“The Furnace” and why rowers should learn to work there.
By Howard Aiken
This is being written on Hallowe’en – so I thought it might be interesting to focus briefly on the scariest aspect of rowing:
The Furnace?
It was named “The Furnace” by a member of our women’s squad, but it is a place all rowers come to know. It is a description of the physiological and mental stress rowers encounter when working at close to maximum effort for an extended period of time either during a race or during training. It is hot in The Furnace, there is very little air, and inevitably, you will be in pain. The Furnace arises from the physiology of exercise beyond the ‘aerobic threshold’ where the muscles are producing lactic acid faster than the rest of the body can metabolize it, so it builds up in the muscles and the bloodstream. This pain often takes novice rowers by surprise. Where in other sports the athlete might consider slowing down, in a crew boat they have no option but to continue – locked as they are into the pace set by the rower in the stroke seat – until they cross the finish line. And that can be very frightening indeed.

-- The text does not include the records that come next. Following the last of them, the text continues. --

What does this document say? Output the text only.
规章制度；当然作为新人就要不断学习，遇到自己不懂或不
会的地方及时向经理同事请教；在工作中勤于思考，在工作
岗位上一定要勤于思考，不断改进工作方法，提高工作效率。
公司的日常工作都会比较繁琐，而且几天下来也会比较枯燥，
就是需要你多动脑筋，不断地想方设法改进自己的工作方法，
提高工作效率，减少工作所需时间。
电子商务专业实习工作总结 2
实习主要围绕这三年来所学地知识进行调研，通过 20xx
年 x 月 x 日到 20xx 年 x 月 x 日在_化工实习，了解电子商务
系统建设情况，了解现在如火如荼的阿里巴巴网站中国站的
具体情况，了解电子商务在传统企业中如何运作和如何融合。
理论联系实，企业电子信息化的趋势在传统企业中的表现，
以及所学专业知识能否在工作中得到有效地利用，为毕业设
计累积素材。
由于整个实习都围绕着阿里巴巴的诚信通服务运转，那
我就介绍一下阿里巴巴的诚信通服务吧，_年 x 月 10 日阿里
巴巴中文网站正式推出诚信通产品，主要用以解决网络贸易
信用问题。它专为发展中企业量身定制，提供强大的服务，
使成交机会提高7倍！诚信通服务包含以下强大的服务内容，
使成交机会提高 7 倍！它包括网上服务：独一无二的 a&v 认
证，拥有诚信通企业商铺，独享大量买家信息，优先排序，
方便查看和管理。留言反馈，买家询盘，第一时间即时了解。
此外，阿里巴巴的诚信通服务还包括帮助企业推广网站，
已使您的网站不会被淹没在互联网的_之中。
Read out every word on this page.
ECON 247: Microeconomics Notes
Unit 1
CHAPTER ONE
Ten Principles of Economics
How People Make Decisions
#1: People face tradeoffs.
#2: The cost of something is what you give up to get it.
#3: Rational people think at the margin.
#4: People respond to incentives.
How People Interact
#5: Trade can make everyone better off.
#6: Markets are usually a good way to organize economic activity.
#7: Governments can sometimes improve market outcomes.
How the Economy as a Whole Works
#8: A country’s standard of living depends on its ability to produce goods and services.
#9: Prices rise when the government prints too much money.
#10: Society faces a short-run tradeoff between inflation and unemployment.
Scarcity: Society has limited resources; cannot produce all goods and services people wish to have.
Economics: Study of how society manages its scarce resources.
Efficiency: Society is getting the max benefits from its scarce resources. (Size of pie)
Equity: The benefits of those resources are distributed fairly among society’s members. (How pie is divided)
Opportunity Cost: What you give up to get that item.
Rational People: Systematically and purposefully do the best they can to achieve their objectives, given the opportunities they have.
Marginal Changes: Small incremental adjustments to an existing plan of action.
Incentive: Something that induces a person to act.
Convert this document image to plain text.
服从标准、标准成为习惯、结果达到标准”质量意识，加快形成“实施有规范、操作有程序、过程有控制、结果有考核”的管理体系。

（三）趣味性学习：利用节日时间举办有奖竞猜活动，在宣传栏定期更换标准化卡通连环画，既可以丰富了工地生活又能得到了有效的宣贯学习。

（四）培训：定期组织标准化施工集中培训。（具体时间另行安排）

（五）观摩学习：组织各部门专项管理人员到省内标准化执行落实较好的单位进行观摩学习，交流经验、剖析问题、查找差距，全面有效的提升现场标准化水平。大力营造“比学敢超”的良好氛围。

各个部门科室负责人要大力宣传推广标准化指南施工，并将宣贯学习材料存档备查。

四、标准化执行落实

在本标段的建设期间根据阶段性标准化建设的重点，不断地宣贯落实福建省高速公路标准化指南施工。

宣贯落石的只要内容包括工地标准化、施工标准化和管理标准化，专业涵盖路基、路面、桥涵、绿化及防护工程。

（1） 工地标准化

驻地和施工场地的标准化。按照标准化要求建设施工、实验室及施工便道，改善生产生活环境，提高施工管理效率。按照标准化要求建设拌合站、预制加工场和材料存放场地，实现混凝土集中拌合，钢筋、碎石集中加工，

From the coach’s point of view, once the technicalities of rowing together have been worked through, The Furnace is the next big challenge. While very few rowers ever come to love The Furnace, every competitive rower must become familiar with it, must learn to work and think inside it, learn not just to survive it, but to function effectively within it. It is the coach’s job to ensure that his or her crew is accustomed to The Furnace, to the point where although it remains a challenge, it is no longer a place to be feared and avoided.
The familiarisation programme
The Furnace is never tamed – it exists at least as much (if not more) for elite rowers as it does for ordinary club rowers. Familiarisation involves pushing rowers into race-pace practice pieces over increasing distances to accustom them to the fact that despite feeling that they have to stop or they are going to die, they always survive. Once each and every crew member has understood that The Furnace is a temporary phenomenon, that the pain, no matter how bad, will go away, then they are ready to compete and win. Against the temporary pain, you set the permanence of the race result. The pain is temporary, the result is forever.
Working or just surviving?
A crew who have collectively learned to work in The Furnace has an enormous advantage over a crew who are only aiming to survive it. If you can retain your ability to think, to respond appropriately to changing situations and to do so as a crew rather than as individuals, you are far more likely to be among the winners than among the losers for at least two reasons. Firstly because if you have been training routinely in The Furnace then you have been training at a higher intensity than many of your competitors, who will visit it only occasionally. Secondly, being thoroughly familiar with the pain of The Furnace allows you to push that pain to the back of your mind – to defer it, if you will, until the race is over, rather than having it fill your mind to the exclusion of almost everything else during the race. A crew which is focussed on how much pain they are in, on “please-when-is-this-going-to-end?” is in survival mode, unable to respond to new information and unlikely to access the reserves of strength they would need to win.
As with many scary things in life, fear of The Furnace is mainly a fear of the unknown. Once you know it for what it is (and this is knowledge acquired through physical experience rather than intellectual effort) you can tame that fear, because you will be confident that you can survive it – and grow stronger because you survived.